While there are many steps ahead in Movrich's treatment and road to recovery, there has already been a great outpouring of support.

"Support from the community has been very overwhelming, in a good way," she said. "I left the community for six years and just moved back, and the support comes from all over. People come up to me with hugs and 'I'm praying for you,' – from people I don't even know."

The support has been very helpful, she said. "It's a scary time. I don't know a whole lot of 27-year-olds with cancer. I don't have a lot people to talk to about it that really understand."

Movrich said her family, including her longtime boyfriend and father of their daughter, Mia, Micheal Gotham, have been super supportive.

Before meeting with her team of doctors at Mayo, she met with a nurse who presented her with all sorts of information and an iPad to help her on her "journey."

"They highlighted parts that pertained to me, like how to cope when you're young and how to cope with a young child," she said. "They're always just a phone call away. They've been amazing."

Movrich had some genetic testing done and that came back negative, which is good news. "I'm grateful I don't have the gene. That means my daughter won't have to worry, or my mom."

Movrich said most patients her age have the gene.

"Even with the double mastectomy, there's still a 5 to 10 percent chance of the cancer coming back, but at least I'll feel like I did everything possible," said Movrich. "Mentally, I'll feel better without them."

Movrich said she doesn't know what caused her cancer, but figures it to be environmental.

"Everybody has cancer cells, it's just what activates them, I don't know."

Movrich is hopeful of having more children and has met with a fertility specialist to talk about issues.
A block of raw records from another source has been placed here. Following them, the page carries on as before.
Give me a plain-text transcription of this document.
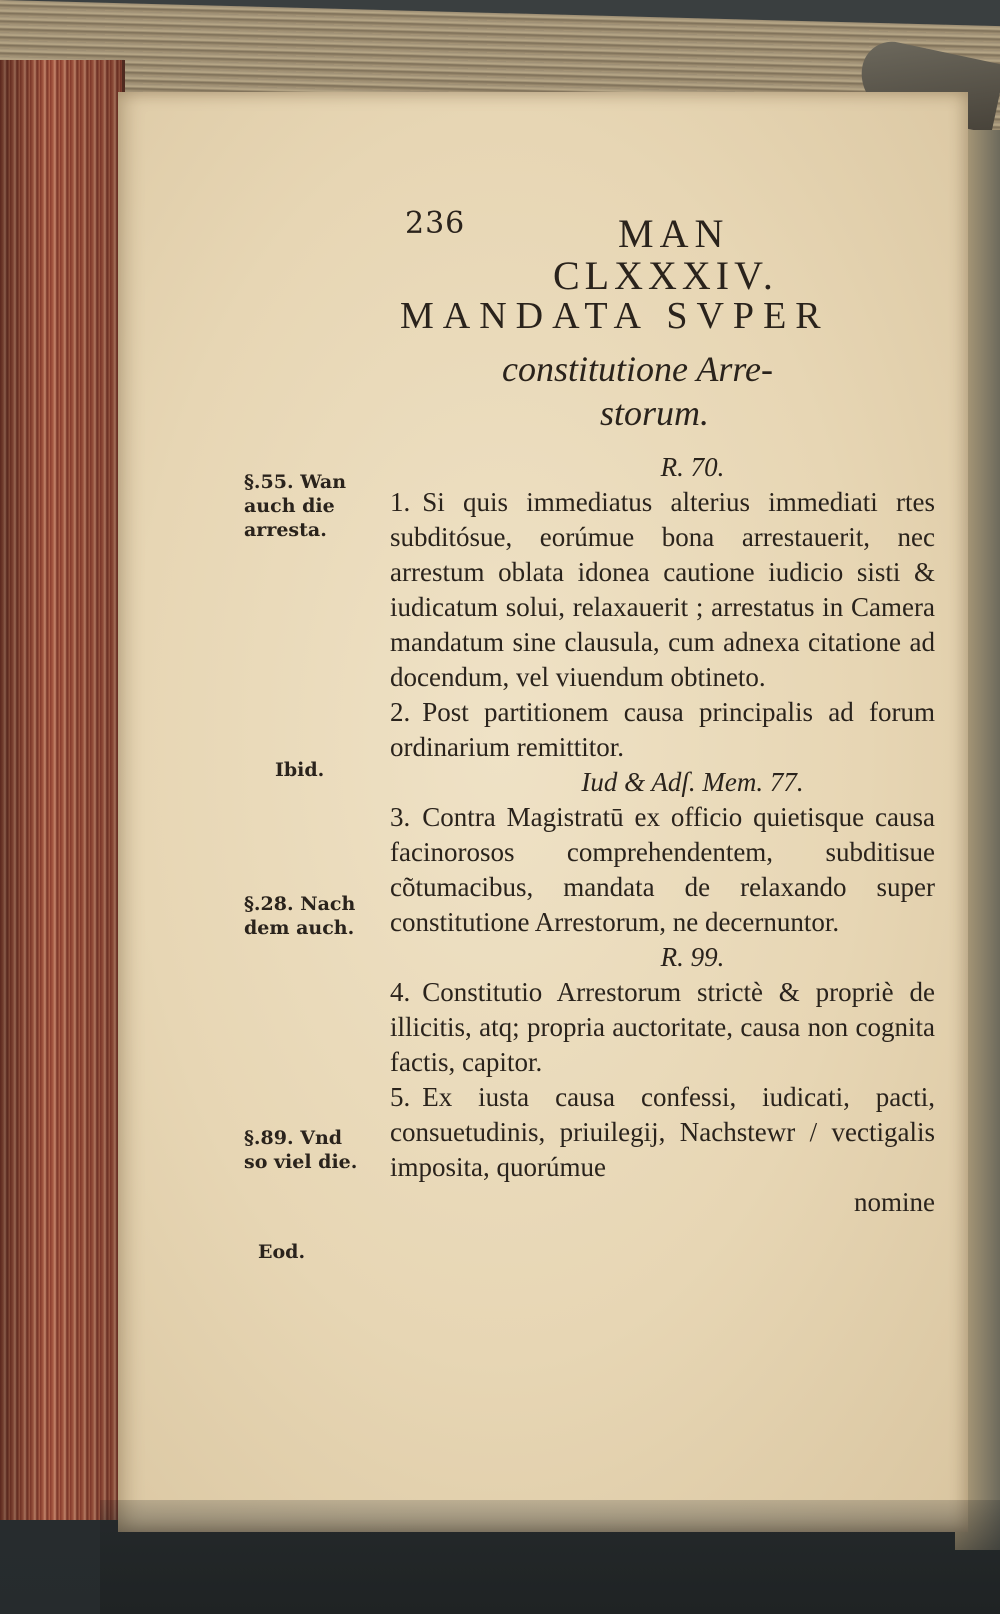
236	MAN
CLXXXIV.
MANDATA SVPER
constitutione Arre-
storum.
§.55. Wan
auch die
arresta.
Ibid.
§.28. Nach
dem auch.
§.89. Vnd
so viel die.
Eod.

R. 70.

1. Si quis immediatus alterius immediati rtes subditósue, eorúmue bona arrestauerit, nec arrestum oblata idonea cautione iudicio sisti & iudicatum solui, relaxauerit ; arrestatus in Camera mandatum sine clausula, cum adnexa citatione ad docendum, vel viuendum obtineto.

2. Post partitionem causa principalis ad forum ordinarium remittitor.

Iud & Adſ. Mem. 77.

3. Contra Magistratū ex officio quietisque causa facinorosos comprehendentem, subditisue cõtumacibus, mandata de relaxando super constitutione Arrestorum, ne decernuntor.

R. 99.

4. Constitutio Arrestorum strictè & propriè de illicitis, atq; propria auctoritate, causa non cognita factis, capitor.

5. Ex iusta causa confessi, iudicati, pacti, consuetudinis, priuilegij, Nachstewr / vectigalis imposita, quorúmue

nomine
First there's the hormones she'll be on after surgery and then the possibility of chemotherapy.

While the mastectomy and reconstructive surgery are covered by insurance, the idea of saving some of her eggs is expensive.

"We're taking things one step at a time," Movrich said.

Movrich said her type of invasive mammary carcinoma is typically found in 70-year-old women.

"They were shocked," she said. "They said they see it in a 50-year-old and it's kind of weird; they see it in a 40-year-old and there's something going on with the test; they see it in a 30-year-old and they're mind-blown; and then they see it in someone in their 20s and their jaw drops.

"The worst part about it is the waiting game. I probably won't get into surgery for months. They're fairly certain it's not going to go into my lymph nodes, while it is invasive and spreading, we're doing what we need to do."

Many members of the community participated in a benefit last Saturday for Movrich at the Bessemer VFW. Besides the spaghetti dinner and many raffles, there was music and many smiles and hugs.

"We're trying to stay positive," said Movrich. "We have some hard days, but we're trying to stay positive. The support really helps that."

A "Meghan Movrich Cancer Benefit" account has been set up at First National Bank of Wakefield, 400 Sunday Lake St., Wakefield, MI 49968.